Côme 1907 : surtout pas un petit poucet
Quatrième de Serie A avec 71 points, Côme découvre l’Europe mais pas le haut niveau. Fàbregas a construit une équipe de possession autour de Nico Paz — 12 buts et 7 passes en Serie A 2025-2026 — renforcée par Chalobah, Ricci et Kambwala. Son audace dans la relance peut punir un pressing désordonné, ou l’exposer si Paris ferme l’intérieur avant de bondir. Inexpérience européenne ne signifie pas faiblesse structurelle.

Galatasaray : une dernière journée qui peut brûler
Okan Buruk a conduit Galatasaray à quatre titres turcs consécutifs et aux huitièmes de finale européens. Son 4-2-3-1 combine pression agressive, deuxièmes ballons et profondeur autour d’Osimhen. Ugochukwu et Batrakov renforcent le milieu ; Rafael Leão, encore en négociations, n’est pas comptabilisé. Au Parc, Paris devra contrôler les centres, couper l’alimentation d’Osimhen et retourner la pression turque par une sortie nette.
Ce que ce calendrier dit vraiment du PSG
Le prestige ne coïncide pas toujours avec le risque
City et Barcelone forment le pic de difficulté, mais les points les plus coûteux peuvent se perdre ailleurs. Villarreal arrive dans un enchaînement favorable, Côme porte l’étiquette du novice et Galatasaray sera reçu au Parc. Or le statut de favori peut faire baisser l’attention. Dans cette formule, battre un grand puis rendre deux points à un adversaire supposé inférieur n’est pas un échange neutre : la régularité pèse davantage que le prestige.
Octobre mesure le plafond, janvier mesure la profondeur
Face à City et Barcelone, Paris mesurera son meilleur football aux équipes les plus agressives avec le ballon. En janvier, la question changera : combien de titulaires peuvent souffler sans que relance, contre-pressing ou finition s’effondrent ? Le véritable indicateur de maturité sera la stabilité du modèle, pas la reconduction du même onze.
Le top 8 se construira d’abord dans les matches à contrôler
Seize points ont suffi pour finir huitième lors des deux premières éditions.

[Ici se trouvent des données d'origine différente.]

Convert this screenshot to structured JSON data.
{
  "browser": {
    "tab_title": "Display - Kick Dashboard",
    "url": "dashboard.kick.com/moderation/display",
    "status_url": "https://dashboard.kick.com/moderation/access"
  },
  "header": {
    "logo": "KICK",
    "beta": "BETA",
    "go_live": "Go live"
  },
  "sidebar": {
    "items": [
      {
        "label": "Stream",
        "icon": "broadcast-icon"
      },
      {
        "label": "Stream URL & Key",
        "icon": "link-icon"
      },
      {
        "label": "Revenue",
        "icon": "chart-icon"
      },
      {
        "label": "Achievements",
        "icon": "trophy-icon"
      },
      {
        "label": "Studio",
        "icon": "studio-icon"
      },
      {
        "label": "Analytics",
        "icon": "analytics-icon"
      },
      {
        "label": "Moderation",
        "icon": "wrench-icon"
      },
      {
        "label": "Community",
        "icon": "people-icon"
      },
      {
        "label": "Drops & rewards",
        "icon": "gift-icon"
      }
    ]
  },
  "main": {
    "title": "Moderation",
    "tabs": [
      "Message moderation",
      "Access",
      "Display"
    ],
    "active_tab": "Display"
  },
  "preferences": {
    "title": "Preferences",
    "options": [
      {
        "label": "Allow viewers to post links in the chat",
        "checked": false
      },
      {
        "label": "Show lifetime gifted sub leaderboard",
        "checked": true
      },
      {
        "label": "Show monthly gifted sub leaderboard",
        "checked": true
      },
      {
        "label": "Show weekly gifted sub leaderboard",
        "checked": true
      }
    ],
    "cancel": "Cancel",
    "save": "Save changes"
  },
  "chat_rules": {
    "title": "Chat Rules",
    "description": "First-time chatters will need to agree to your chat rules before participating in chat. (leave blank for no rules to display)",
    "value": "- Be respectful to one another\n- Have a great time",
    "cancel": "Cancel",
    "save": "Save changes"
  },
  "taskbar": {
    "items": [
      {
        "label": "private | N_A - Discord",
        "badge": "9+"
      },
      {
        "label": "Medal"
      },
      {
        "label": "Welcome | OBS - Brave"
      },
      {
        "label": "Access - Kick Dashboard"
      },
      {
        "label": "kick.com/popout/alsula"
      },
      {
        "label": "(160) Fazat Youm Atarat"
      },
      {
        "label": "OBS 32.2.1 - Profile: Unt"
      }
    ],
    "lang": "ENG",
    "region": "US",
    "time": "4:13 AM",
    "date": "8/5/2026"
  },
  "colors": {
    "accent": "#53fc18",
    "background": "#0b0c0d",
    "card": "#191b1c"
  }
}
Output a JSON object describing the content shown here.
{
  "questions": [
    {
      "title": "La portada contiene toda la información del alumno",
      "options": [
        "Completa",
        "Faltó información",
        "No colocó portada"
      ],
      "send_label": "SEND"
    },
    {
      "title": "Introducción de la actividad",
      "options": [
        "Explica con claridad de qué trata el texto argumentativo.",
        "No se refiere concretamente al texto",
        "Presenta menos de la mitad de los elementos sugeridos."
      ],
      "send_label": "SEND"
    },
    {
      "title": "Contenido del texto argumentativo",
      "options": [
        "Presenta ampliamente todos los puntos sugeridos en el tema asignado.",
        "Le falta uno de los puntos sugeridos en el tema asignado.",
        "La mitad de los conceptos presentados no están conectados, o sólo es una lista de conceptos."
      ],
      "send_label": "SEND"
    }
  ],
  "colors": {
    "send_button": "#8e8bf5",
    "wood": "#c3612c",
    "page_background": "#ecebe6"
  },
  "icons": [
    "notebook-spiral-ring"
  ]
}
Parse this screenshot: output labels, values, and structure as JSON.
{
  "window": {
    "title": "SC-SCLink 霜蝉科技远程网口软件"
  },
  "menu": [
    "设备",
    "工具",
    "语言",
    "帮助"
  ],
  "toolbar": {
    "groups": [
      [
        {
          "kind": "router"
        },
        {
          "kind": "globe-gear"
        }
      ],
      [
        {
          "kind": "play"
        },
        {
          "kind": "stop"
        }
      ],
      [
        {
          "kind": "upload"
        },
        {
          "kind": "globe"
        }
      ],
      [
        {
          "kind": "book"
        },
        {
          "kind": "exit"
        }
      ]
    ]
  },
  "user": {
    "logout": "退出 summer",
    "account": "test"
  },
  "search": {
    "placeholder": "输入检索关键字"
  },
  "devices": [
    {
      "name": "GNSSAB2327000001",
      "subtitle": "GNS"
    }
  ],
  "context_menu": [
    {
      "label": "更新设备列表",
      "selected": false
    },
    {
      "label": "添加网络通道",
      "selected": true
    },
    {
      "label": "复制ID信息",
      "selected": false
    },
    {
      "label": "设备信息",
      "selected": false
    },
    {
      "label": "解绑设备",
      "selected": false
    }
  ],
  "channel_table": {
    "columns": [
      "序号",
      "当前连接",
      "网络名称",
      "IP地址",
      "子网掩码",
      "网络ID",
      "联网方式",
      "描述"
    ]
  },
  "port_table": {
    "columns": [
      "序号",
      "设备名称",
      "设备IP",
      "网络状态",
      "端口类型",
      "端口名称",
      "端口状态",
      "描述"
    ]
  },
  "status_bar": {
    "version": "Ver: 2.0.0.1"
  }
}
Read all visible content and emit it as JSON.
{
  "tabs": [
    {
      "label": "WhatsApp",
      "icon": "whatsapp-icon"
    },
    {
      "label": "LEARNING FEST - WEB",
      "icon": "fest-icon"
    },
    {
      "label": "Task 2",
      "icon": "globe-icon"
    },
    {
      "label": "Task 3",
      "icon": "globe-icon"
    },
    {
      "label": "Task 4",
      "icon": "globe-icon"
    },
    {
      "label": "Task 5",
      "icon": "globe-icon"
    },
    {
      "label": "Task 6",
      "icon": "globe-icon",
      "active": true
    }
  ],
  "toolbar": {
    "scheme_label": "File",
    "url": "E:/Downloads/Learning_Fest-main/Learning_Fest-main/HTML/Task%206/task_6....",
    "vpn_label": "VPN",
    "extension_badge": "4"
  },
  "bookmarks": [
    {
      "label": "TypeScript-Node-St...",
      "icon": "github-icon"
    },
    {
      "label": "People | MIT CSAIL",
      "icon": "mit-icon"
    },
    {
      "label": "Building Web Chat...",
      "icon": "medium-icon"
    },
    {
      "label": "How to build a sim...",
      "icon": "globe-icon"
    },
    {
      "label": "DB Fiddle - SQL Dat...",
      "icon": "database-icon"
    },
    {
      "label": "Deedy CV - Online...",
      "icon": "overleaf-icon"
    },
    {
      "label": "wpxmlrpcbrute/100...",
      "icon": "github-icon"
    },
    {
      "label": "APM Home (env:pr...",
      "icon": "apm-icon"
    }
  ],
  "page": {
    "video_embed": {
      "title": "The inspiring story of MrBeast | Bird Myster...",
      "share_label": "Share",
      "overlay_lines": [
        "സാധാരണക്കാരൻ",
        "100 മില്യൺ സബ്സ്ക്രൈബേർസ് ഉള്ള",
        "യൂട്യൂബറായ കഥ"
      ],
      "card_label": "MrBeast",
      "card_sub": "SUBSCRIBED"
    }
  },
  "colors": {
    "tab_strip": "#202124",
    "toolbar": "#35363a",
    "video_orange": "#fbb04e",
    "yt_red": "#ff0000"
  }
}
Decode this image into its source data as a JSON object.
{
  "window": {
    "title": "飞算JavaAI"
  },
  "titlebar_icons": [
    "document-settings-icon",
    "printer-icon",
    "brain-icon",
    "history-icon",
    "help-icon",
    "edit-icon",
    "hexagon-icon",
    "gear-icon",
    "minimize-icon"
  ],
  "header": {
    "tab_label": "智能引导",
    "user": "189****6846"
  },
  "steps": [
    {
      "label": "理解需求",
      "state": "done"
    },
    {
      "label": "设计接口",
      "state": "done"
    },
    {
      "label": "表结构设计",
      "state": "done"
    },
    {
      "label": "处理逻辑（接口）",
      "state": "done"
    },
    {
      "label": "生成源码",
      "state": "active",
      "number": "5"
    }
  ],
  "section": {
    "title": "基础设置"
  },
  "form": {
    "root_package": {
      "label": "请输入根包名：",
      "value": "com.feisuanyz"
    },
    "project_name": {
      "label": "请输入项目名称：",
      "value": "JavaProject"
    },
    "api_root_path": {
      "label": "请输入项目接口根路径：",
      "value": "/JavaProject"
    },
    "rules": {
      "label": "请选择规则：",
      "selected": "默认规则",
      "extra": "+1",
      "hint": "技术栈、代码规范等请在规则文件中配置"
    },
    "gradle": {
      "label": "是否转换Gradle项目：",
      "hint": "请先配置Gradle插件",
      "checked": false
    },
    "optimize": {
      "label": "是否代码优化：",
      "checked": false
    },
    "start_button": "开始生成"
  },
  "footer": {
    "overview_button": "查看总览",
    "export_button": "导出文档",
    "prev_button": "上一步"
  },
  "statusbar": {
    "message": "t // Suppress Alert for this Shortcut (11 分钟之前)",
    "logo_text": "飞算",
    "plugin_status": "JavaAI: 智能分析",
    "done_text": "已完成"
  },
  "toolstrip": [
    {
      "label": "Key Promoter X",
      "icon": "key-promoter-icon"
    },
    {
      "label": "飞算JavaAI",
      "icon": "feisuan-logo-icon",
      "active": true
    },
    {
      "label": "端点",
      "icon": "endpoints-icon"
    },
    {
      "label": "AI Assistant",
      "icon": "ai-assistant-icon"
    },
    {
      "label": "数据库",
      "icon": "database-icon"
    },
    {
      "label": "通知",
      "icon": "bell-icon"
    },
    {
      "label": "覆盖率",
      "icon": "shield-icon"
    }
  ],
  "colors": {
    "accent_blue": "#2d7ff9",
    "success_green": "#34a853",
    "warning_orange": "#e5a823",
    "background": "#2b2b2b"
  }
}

Ce n’est pas un seuil garanti, mais un repère : cinq victoires et un nul laissent peu de place aux soirées gérées à moitié. Paris n’a pas besoin de tout gagner contre City, Barcelone, Rome et Villa. Il doit obtenir un rendement élevé contre le Slovan Bratislava, Villarreal, Côme et Galatasaray, puis prendre assez de points dans les quatre affiches les plus lourdes.
Le tirage est exigeant, mais maîtrisable. Il ne demande pas huit exploits : il exige du double champion d’Europe qu’il change de registre sans perdre son identité. S’il traverse octobre sans dommage majeur et aborde janvier avec une rotation éprouvée, Paris aura démontré que sa domination repose sur une méthode reproductible.